Em paralelo, a profusão de influenciadores, que são pessoas com uma determinada característica, mas se tornam celebridades com milhares, milhões de seguidores, é um fator a ser considerado. Se o jovem não tiver educação midiática e senso crítico para discernir o que é dito e seguir um influenciador com opiniões distorcidas sobre determinados assuntos, ele não conseguirá diferenciar fato de opinião e acreditará em tudo o que o for veiculado. Não importa se houver uma rede de veículos de comunicação, de jornalistas e pessoas apurando a informação – se essa determinada pessoa fala, ela a seguirá. Aí entra, então, o risco de influenciadores pregando questões discriminatórias, antivacina, relacionadas ao negacionismo e outros vieses que geram e propiciam desinformação.

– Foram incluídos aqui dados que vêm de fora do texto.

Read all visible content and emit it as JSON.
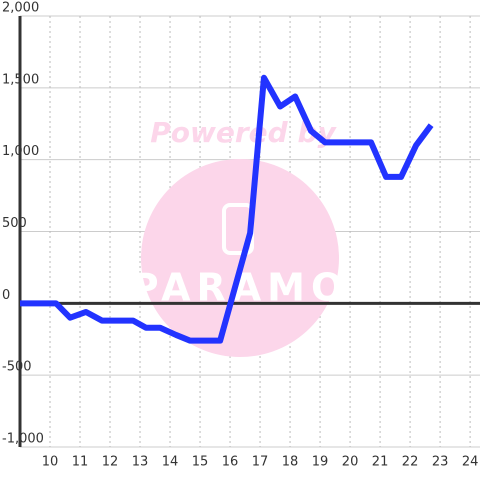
{
  "chart_data": {
    "type": "line",
    "x": [
      9,
      10.2,
      10.67,
      11.2,
      11.73,
      12.77,
      13.2,
      13.67,
      14.2,
      14.67,
      15.67,
      16.67,
      17.13,
      17.67,
      18.17,
      18.7,
      19.17,
      20.7,
      21.2,
      21.7,
      22.2,
      22.7
    ],
    "series": [
      {
        "color": "#2233ff",
        "values": [
          0,
          0,
          -100,
          -60,
          -120,
          -120,
          -170,
          -170,
          -220,
          -260,
          -260,
          490,
          1570,
          1370,
          1440,
          1200,
          1120,
          1120,
          880,
          880,
          1100,
          1240
        ]
      }
    ],
    "xlim": [
      9,
      24.33
    ],
    "xticks": [
      10,
      11,
      12,
      13,
      14,
      15,
      16,
      17,
      18,
      19,
      20,
      21,
      22,
      23,
      24
    ],
    "ylim": [
      -1000,
      2000
    ],
    "yticks": [
      {
        "value": -1000,
        "label": "-1,000"
      },
      -500,
      0,
      500,
      {
        "value": 1000,
        "label": "1,000"
      },
      {
        "value": 1500,
        "label": "1,500"
      },
      {
        "value": 2000,
        "label": "2,000"
      }
    ],
    "grid": true,
    "annotations": [
      "Powered by",
      "PARAMO"
    ]
  }
}
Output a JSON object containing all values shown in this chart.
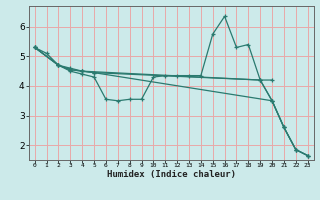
{
  "title": "",
  "xlabel": "Humidex (Indice chaleur)",
  "ylabel": "",
  "bg_color": "#cceaea",
  "line_color": "#2a7a6f",
  "grid_color": "#e8a8a8",
  "xlim": [
    -0.5,
    23.5
  ],
  "ylim": [
    1.5,
    6.7
  ],
  "xticks": [
    0,
    1,
    2,
    3,
    4,
    5,
    6,
    7,
    8,
    9,
    10,
    11,
    12,
    13,
    14,
    15,
    16,
    17,
    18,
    19,
    20,
    21,
    22,
    23
  ],
  "yticks": [
    2,
    3,
    4,
    5,
    6
  ],
  "lines": [
    {
      "x": [
        0,
        1,
        2,
        3,
        4,
        5,
        6,
        7,
        8,
        9,
        10,
        11,
        12,
        13,
        14,
        15,
        16,
        17,
        18,
        19,
        20,
        21,
        22,
        23
      ],
      "y": [
        5.3,
        5.1,
        4.7,
        4.5,
        4.4,
        4.3,
        3.55,
        3.5,
        3.55,
        3.55,
        4.3,
        4.35,
        4.35,
        4.35,
        4.35,
        5.75,
        6.35,
        5.3,
        5.4,
        4.2,
        3.5,
        2.6,
        1.85,
        1.65
      ]
    },
    {
      "x": [
        0,
        2,
        3,
        4,
        5,
        20,
        21,
        22,
        23
      ],
      "y": [
        5.3,
        4.7,
        4.55,
        4.5,
        4.45,
        3.5,
        2.6,
        1.85,
        1.65
      ]
    },
    {
      "x": [
        0,
        2,
        3,
        4,
        5,
        19,
        20,
        21,
        22,
        23
      ],
      "y": [
        5.3,
        4.7,
        4.55,
        4.5,
        4.45,
        4.2,
        3.5,
        2.6,
        1.85,
        1.65
      ]
    },
    {
      "x": [
        0,
        2,
        3,
        4,
        19,
        20
      ],
      "y": [
        5.3,
        4.7,
        4.6,
        4.5,
        4.2,
        4.2
      ]
    }
  ]
}
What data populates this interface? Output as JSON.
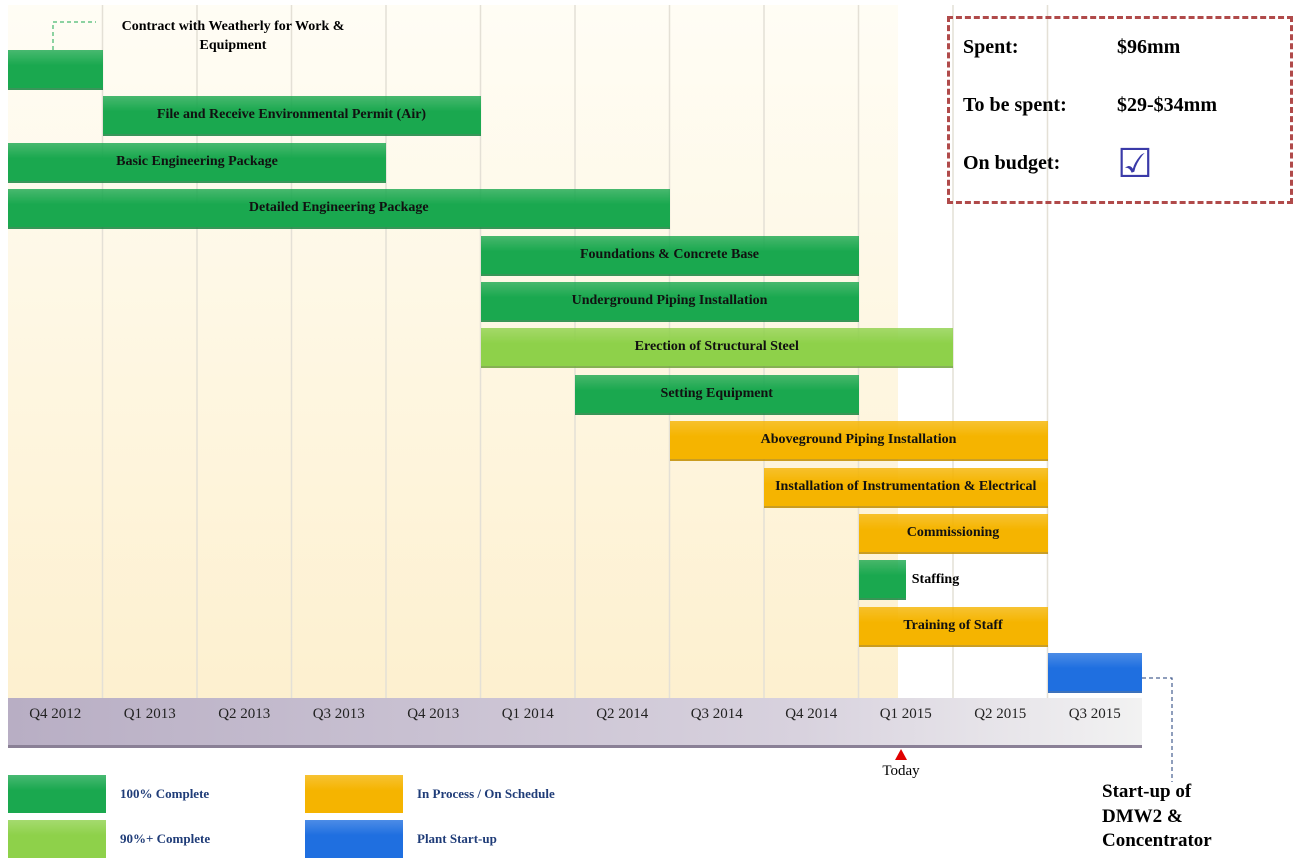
{
  "chart_data": {
    "type": "gantt",
    "categories": [
      "Q4 2012",
      "Q1 2013",
      "Q2 2013",
      "Q3 2013",
      "Q4 2013",
      "Q1 2014",
      "Q2 2014",
      "Q3 2014",
      "Q4 2014",
      "Q1 2015",
      "Q2 2015",
      "Q3 2015"
    ],
    "legend": [
      {
        "name": "100% Complete",
        "color": "#1aa84f"
      },
      {
        "name": "90%+ Complete",
        "color": "#8ed14a"
      },
      {
        "name": "In Process / On Schedule",
        "color": "#f5b400"
      },
      {
        "name": "Plant Start-up",
        "color": "#1f6fe0"
      }
    ],
    "tasks": [
      {
        "name": "Contract with Weatherly for Work & Equipment",
        "start": 0,
        "end": 1,
        "status": 0
      },
      {
        "name": "File and Receive Environmental Permit (Air)",
        "start": 1,
        "end": 5,
        "status": 0
      },
      {
        "name": "Basic Engineering Package",
        "start": 0,
        "end": 4,
        "status": 0
      },
      {
        "name": "Detailed Engineering Package",
        "start": 0,
        "end": 7,
        "status": 0
      },
      {
        "name": "Foundations & Concrete Base",
        "start": 5,
        "end": 9,
        "status": 0
      },
      {
        "name": "Underground Piping Installation",
        "start": 5,
        "end": 9,
        "status": 0
      },
      {
        "name": "Erection of Structural Steel",
        "start": 5,
        "end": 10,
        "status": 1
      },
      {
        "name": "Setting Equipment",
        "start": 6,
        "end": 9,
        "status": 0
      },
      {
        "name": "Aboveground Piping Installation",
        "start": 7,
        "end": 11,
        "status": 2
      },
      {
        "name": "Installation of Instrumentation & Electrical",
        "start": 8,
        "end": 11,
        "status": 2
      },
      {
        "name": "Commissioning",
        "start": 9,
        "end": 11,
        "status": 2
      },
      {
        "name": "Staffing",
        "start": 9,
        "end": 9.5,
        "status": 0
      },
      {
        "name": "Training of Staff",
        "start": 9,
        "end": 11,
        "status": 2
      },
      {
        "name": "Start-up of DMW2 & Concentrator",
        "start": 11,
        "end": 12,
        "status": 3
      }
    ],
    "today": 9.45,
    "today_label": "Today",
    "budget": [
      {
        "label": "Spent:",
        "value": "$96mm"
      },
      {
        "label": "To be spent:",
        "value": "$29-$34mm"
      },
      {
        "label": "On budget:",
        "value": "☑"
      }
    ]
  }
}
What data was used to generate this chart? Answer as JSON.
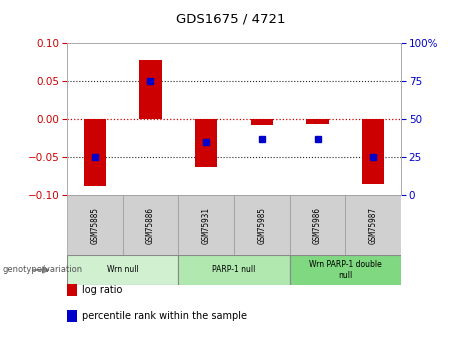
{
  "title": "GDS1675 / 4721",
  "samples": [
    "GSM75885",
    "GSM75886",
    "GSM75931",
    "GSM75985",
    "GSM75986",
    "GSM75987"
  ],
  "log_ratios": [
    -0.088,
    0.078,
    -0.063,
    -0.008,
    -0.007,
    -0.085
  ],
  "percentile_ranks": [
    25,
    75,
    35,
    37,
    37,
    25
  ],
  "ylim_left": [
    -0.1,
    0.1
  ],
  "ylim_right": [
    0,
    100
  ],
  "yticks_left": [
    -0.1,
    -0.05,
    0,
    0.05,
    0.1
  ],
  "yticks_right": [
    0,
    25,
    50,
    75,
    100
  ],
  "groups": [
    {
      "label": "Wrn null",
      "samples": [
        0,
        1
      ],
      "color": "#d0f0d0"
    },
    {
      "label": "PARP-1 null",
      "samples": [
        2,
        3
      ],
      "color": "#b0e8b0"
    },
    {
      "label": "Wrn PARP-1 double\nnull",
      "samples": [
        4,
        5
      ],
      "color": "#80d880"
    }
  ],
  "bar_color": "#cc0000",
  "dot_color": "#0000cc",
  "bar_width": 0.4,
  "hline_color": "#cc0000",
  "grid_color": "#222222",
  "bg_color": "#ffffff",
  "plot_bg": "#ffffff",
  "left_label_color": "#cc0000",
  "right_label_color": "#0000cc",
  "cell_color": "#d0d0d0",
  "cell_edge_color": "#999999",
  "legend_items": [
    "log ratio",
    "percentile rank within the sample"
  ],
  "legend_colors": [
    "#cc0000",
    "#0000cc"
  ],
  "genotype_label": "genotype/variation"
}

Patrícia Blanco fala a respeito do papel de influenciadoras e influenciadores no atual contexto comunicacional
Como é possível trazer a lógica da liberdade de expressão para a perspectiva coletiva e que diga respeito à conscientização democrática?
Patrícia Blanco: Quando se fala de liberdade de expressão, ela é muito mais do que ser a liberdade de poder falar. Trata-se também do direito do outro falar, inclusive o que não gostamos. Esse é o ponto sobre a liberdade de expressão do qual às vezes nos esquecemos: achamos ser apenas nossa e para falarmos o que quisermos. Quando o outro fala algo diferente do que acreditamos, queremos censurá-lo e coagi-lo. Com isso, pratica-se o cancelamento virtual e a censura-se quem pensa diferente de nós de diversas maneiras. Logo, se houver um post político dentro de um ambiente de polarização, por exemplo, e falo sobre não concordar com uma decisão do governo de plantão, a guerra travada nos comentários é tão absurda e virulenta que afeta pessoas mais sensíveis a esse tipo de comentário.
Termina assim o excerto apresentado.